Thanks so much, Chad. I appreciate your time and I appreciate the audience being with us. I hope you all will also go to LifebridgeCapital.com and connect with me and go to The Real Estate Syndication Show Facebook group so we can all learn from experts like Chad and other guests and grow our businesses together. Thanks again, Chad and we’ll talk to you soon.

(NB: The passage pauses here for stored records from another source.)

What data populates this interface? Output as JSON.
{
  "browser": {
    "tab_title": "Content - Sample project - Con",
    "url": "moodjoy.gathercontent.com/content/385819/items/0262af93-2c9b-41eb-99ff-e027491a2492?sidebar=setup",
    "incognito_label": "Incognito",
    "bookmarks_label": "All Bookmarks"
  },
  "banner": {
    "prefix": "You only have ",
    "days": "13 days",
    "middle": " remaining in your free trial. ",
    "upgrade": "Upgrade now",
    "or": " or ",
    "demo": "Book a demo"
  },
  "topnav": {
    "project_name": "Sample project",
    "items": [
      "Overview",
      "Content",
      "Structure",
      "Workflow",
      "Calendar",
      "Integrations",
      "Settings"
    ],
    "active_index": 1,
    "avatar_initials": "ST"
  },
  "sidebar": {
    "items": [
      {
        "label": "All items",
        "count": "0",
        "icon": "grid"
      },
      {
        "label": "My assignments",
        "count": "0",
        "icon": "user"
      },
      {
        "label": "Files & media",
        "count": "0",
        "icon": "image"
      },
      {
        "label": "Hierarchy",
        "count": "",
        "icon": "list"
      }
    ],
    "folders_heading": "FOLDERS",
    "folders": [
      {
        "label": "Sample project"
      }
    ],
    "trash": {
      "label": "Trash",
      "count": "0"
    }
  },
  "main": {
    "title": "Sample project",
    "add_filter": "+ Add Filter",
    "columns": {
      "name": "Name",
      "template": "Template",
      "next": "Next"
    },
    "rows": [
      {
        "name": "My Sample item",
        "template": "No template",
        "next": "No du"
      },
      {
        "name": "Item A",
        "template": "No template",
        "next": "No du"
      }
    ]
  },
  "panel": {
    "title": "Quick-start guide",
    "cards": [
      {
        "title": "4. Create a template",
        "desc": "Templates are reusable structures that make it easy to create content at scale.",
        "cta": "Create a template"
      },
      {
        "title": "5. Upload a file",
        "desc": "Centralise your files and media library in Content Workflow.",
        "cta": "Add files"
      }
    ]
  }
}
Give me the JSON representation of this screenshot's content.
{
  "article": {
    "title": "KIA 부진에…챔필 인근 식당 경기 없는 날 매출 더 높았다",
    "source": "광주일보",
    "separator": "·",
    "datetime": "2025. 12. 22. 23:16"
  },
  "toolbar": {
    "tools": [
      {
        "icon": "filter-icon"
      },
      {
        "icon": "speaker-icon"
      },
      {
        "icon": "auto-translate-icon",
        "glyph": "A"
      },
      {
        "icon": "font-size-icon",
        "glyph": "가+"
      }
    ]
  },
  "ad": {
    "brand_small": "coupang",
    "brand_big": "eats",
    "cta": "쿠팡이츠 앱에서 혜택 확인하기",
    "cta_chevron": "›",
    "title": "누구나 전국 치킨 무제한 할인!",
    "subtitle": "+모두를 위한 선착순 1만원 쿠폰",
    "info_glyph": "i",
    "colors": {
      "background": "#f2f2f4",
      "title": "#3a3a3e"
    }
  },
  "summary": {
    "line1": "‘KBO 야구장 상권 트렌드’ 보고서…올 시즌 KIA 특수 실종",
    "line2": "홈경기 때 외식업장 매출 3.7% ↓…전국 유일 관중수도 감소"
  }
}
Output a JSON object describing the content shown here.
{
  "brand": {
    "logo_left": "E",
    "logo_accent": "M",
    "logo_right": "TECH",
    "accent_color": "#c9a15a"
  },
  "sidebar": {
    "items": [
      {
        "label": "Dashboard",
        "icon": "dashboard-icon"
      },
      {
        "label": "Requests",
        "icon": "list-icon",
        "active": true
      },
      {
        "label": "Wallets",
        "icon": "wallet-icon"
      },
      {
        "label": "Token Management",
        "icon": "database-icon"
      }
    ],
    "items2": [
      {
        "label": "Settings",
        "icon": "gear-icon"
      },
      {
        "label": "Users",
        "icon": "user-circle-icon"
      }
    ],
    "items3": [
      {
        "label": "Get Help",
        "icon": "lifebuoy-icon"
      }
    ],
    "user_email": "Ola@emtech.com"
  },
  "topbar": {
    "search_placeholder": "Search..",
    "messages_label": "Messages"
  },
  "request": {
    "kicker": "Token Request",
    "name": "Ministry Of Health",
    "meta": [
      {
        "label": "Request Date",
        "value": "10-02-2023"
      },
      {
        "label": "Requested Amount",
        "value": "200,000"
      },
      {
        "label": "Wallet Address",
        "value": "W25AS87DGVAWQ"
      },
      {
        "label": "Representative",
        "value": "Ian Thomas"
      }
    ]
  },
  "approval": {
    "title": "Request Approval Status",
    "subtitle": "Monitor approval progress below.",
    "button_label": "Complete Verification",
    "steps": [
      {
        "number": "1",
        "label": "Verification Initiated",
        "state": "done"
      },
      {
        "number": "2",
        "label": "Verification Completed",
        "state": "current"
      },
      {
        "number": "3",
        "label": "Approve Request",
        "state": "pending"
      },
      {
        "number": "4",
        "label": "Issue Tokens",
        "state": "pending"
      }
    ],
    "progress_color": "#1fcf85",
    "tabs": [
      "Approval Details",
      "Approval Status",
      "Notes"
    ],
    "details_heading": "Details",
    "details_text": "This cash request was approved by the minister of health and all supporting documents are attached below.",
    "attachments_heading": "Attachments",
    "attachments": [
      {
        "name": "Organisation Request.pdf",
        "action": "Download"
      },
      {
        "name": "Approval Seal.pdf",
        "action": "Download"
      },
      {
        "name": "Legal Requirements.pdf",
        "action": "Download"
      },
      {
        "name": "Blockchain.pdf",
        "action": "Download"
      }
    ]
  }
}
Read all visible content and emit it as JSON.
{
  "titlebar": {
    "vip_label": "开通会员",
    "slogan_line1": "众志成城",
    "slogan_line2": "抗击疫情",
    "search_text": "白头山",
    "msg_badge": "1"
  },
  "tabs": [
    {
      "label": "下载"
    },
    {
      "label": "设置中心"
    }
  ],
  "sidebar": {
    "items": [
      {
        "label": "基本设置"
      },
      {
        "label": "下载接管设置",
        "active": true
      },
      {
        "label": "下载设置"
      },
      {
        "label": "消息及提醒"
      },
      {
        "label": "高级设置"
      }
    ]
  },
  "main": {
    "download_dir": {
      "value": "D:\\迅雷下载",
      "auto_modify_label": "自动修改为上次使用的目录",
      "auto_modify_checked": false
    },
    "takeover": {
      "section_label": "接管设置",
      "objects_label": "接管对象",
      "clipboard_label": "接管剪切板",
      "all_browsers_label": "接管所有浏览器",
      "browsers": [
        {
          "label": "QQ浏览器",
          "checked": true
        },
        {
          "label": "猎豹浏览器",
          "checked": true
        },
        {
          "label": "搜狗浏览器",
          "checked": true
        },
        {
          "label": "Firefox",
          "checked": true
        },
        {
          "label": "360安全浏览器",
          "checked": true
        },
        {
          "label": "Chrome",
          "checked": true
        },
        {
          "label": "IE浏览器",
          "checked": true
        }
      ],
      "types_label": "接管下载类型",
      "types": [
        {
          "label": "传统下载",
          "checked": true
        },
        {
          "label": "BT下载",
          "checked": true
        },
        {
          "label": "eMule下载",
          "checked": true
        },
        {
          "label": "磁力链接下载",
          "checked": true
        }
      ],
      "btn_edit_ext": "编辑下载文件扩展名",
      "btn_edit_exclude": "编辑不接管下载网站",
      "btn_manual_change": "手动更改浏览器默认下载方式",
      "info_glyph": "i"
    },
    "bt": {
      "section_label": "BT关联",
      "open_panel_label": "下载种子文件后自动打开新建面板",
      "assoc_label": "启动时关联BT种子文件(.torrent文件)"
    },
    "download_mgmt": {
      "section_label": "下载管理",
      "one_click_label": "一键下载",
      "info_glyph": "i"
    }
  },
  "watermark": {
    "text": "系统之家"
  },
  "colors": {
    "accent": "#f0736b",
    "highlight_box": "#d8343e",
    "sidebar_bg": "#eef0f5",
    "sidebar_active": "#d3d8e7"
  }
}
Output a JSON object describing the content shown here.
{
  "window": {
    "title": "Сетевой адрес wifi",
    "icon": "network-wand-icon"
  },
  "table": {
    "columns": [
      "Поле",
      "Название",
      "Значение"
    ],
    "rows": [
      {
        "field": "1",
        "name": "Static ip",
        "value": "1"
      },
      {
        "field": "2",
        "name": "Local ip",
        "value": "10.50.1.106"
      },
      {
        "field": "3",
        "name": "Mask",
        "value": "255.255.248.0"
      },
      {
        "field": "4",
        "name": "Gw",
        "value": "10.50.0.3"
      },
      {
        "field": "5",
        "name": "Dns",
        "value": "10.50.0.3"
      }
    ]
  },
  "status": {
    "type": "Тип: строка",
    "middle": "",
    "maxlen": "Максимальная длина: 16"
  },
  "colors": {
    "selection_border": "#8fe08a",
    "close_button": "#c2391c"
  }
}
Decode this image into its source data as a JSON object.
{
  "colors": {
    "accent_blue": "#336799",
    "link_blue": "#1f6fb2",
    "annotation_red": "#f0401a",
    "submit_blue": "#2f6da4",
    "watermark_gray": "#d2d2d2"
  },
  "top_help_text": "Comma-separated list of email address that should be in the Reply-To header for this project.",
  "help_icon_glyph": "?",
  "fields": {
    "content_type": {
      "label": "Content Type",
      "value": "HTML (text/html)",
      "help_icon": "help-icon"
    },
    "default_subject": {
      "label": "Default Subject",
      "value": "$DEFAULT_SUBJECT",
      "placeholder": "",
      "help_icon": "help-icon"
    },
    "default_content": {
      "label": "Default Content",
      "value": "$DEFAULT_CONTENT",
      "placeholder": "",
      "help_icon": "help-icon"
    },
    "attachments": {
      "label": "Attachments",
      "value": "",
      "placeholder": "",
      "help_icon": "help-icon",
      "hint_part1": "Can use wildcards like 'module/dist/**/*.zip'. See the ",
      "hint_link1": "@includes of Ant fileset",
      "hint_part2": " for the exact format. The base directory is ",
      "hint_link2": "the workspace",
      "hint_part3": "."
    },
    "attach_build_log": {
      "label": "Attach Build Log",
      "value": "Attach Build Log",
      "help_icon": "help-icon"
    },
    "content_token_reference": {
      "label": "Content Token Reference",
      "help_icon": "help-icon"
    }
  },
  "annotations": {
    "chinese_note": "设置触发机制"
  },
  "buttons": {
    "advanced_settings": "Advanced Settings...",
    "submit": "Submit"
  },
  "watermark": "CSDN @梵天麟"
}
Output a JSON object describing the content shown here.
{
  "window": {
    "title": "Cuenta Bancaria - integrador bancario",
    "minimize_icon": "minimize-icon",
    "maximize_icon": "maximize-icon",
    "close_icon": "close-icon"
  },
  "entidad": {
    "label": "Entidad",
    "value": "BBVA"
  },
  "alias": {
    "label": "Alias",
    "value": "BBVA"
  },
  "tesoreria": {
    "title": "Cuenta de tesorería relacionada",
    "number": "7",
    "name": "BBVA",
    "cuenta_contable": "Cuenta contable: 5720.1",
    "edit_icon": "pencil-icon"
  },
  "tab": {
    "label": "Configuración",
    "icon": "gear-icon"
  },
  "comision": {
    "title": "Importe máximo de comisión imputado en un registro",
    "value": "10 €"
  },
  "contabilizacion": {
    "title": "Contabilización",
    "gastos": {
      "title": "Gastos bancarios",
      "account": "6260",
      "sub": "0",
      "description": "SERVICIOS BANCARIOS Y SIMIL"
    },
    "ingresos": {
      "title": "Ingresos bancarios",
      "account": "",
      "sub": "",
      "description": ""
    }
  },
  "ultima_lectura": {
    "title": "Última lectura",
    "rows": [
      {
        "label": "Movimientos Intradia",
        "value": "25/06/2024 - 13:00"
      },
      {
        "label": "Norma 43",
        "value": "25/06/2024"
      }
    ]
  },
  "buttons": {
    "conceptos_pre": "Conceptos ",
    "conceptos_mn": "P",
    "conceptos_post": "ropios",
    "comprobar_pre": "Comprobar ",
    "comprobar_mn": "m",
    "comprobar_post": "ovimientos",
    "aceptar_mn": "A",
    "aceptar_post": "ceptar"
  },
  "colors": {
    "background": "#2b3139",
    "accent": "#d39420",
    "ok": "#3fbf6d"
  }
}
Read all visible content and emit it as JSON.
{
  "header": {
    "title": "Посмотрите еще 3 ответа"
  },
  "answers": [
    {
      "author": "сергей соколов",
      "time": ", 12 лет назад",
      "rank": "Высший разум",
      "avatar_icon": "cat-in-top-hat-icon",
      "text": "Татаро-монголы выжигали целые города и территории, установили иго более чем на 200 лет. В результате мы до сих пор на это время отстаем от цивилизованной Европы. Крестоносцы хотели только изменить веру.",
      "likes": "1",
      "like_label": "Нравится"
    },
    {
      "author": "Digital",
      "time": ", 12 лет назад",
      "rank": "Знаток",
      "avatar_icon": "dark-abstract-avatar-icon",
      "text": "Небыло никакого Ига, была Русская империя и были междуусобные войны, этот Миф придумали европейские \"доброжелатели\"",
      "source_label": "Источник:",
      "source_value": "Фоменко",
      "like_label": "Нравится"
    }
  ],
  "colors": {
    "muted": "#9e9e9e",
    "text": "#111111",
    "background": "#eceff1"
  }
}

Thanks so much. This was great.
- Real Estate Hackers
- The Real Estate Syndication Show – Facebook group
About Chad Gallagher
Chad Gallagher is the co-founder and co-owner of SlateHouse Group. SlateHouse, founded in 2014, manages over 3,500 units across NJ, MD, and PA for investment owners, with over 100 employees. SlateHouse owns 200 units — a mix of single-family homes, office buildings, and multi-unit buildings. Chad raised $2M as part of the SlateHouse syndication — used to acquire $8M in real estate. SlateHouse also has a brokerage division in both NJ and PA with 20 real estate agents that focus on working with investors to buy and sell real estate.
Chad owns The Hive, a co-working office space network with 3 office locations at launch including in Trenton at 354 Broad St. Chad was one of the founding members of Red Rabbit Insurance: an insurance company designed by real estate investors, for real estate investors. Chad created and hosts “Real Estate Hackers” Podcast
Chad is a writer for BiggerPockets.com, the leading real estate investor website. Previous to real estate, Chad led the Advertising.com mobile network which had $100M in revenue and was acquired by Verizon as part of a larger acquisition. Chad graduated in 2006 from the University of Virginia with a degree in Systems Engineering and a minor in Business.